New London Architecture

East Bank: a new cultural identity

Monday 17 October 2022

Florence Maschietto

Senior Programme Manager

East Bank: a new cultural identity marked one of NLA’s last events as part of the Queen Elizabeth Olympic Park Programme and residency at Westfield Stratford City over the summer. The programme responded to the ten-year anniversary of the London 2012 Olympics and Paralympic Games to reflect on a decade of development and legacy and looked ahead at East London’s wider regeneration over the next ten years. 
 
East Bank plays an important role in East London’s future regeneration and will significantly shape the next chapter of its legacy. A series of new landmark cultural institutions are being built along Stratford’s waterfront that includes BBC Music, Sadler’s Wells, UAL’s London College of Fashion and V&A East. The masterplan has and will engage with existing local creative talent over the next decade, marking an extraordinary new direction for London’s new cultural destination which celebrates the best of East London’s arts and culture.
 
The Stratford Waterfront is one of three sites that make up East Bank which encompasses UCL East, Here East and the Stratford Waterfront.
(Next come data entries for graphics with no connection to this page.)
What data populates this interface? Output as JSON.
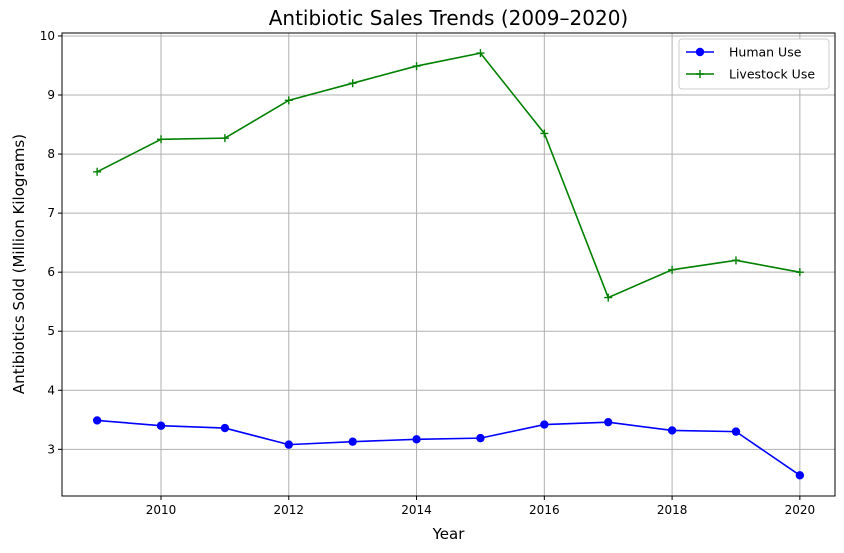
{
  "chart_data": {
    "type": "line",
    "title": "Antibiotic Sales Trends (2009–2020)",
    "xlabel": "Year",
    "ylabel": "Antibiotics Sold (Million Kilograms)",
    "x": [
      2009,
      2010,
      2011,
      2012,
      2013,
      2014,
      2015,
      2016,
      2017,
      2018,
      2019,
      2020
    ],
    "xlim": [
      2008.45,
      2020.55
    ],
    "ylim": [
      2.21,
      10.05
    ],
    "xticks": [
      "2010",
      "2012",
      "2014",
      "2016",
      "2018",
      "2020"
    ],
    "yticks": [
      "3",
      "4",
      "5",
      "6",
      "7",
      "8",
      "9",
      "10"
    ],
    "grid": true,
    "legend_position": "top-right",
    "series": [
      {
        "name": "Human Use",
        "color": "#0000ff",
        "marker": "circle",
        "values": [
          3.49,
          3.4,
          3.36,
          3.08,
          3.13,
          3.17,
          3.19,
          3.42,
          3.46,
          3.32,
          3.3,
          2.56
        ]
      },
      {
        "name": "Livestock Use",
        "color": "#008000",
        "marker": "plus",
        "values": [
          7.7,
          8.25,
          8.27,
          8.91,
          9.2,
          9.49,
          9.71,
          8.35,
          5.57,
          6.04,
          6.2,
          6.0
        ]
      }
    ]
  }
}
Across the three sites, a museum, university campuses, a research centre, a music hall, a theatre and multiple creative hubs merge science, tech and innovation with arts and culture, providing a new collaborative cultural destination. Alex Wraight, Partner at Allies and Morrison described the Waterfront masterplan as a design collaboration from process to product, the design process itself was a partnership between Allies and Morrison, O’Donnell + Tuomey, Camps Felip Arquitecturia, LDA Design, Buro Happold and Gardiner & Theobald. The real partnership will of course be measured by the people who inhabit and use the buildings once they are complete however, the design process has been cross-disciplinary and deeply ingrained within the existing cultural ecosystem of the site. An impressive 10,100 sqm has been designed for public realm use across the masterplan that connects to the open ground floors of the buildings, creating a seamless link between the park and the waterfront, prioritizing public access. The design was a result of multiple participatory and public consultations with local communities to create a series of buildings that responded to the needs of the local residents. ‘The public realm is colonised by nature and people and is charged by the cultural uses of the building’ says Alex. This didn’t come without its challenges however, most of the buildings have four or more storeys, each requiring specific technical detailing to incorporate different uses. The BBC Music building, in particular, had to incorporate 16 acoustically isolated spaces to allow recording studios, control rooms and music practising rooms to function simultaneously. How the institutions will interact with each other and respond to their surrounding landscape will be the next stage of the masterplan, but the design methodologies and processes used should deliver a site that is equally collaborative. 
 
Maia Ardalla, Producer: Schools and Young People at V&A East, discussed the museum’s new engagement programme, which champions creativity for the 21st century via two specific theoretical values that closely draw on East London’s identity. The transhistorical perspective focuses on a thematic and contemporary lens of the V&A collection and wider global creative practices, and the transcultural supports a creative programme that is diverse, plural and people-centric. These new curatorial methodologies allow a decolonising reading of cultural collections that, in turn, grant a new canon to be born. This can disseminate into the education and creative branches of the museum, which has a direct impact on its visitors and local residents. Drawing from the existing lived experiences of the residents and direct audience consultation, the programme can move away from old museology and create new perspectives on museum access, learning and public uses.
 
V&A East are working closely with the GLA in producing a long-term cultural strategy that puts public access at the fore. The GLA have an important role in the development of these institutions. Nurturing these partnerships and making sure these institutions are interacting and supporting each other is crucial to their long-term relationship, says Joseph Henry, Capital Development Manager in the Culture and Creative Industries Unit at GLA. However, the cultural richness and job opportunities created need to be felt across a wider reach that goes beyond the two-mile radius of East Bank. 
 
Dave Hill, founder and editor, On London, highlighted the need for another cultural centre that is accessible to East London, compared to the current cultural district condensed across “Albertopolis”, exhibition road and South Kensington, and one that can mirror and celebrate its local cultural scene. 
 
From an LLDC perspective, Vivian Murinde, Head of Inclusive Growth and Skills, discussed how these institutions have created a crucial opportunity to diversify their workforce, and through training programmes and engagement with local talent, jobs have already been created even before the sites are complete, opening invaluable career trajectories in the arts and culture sectors.   
 
We look forward to following these institutions and their impact on East London's regeneration over the next three years.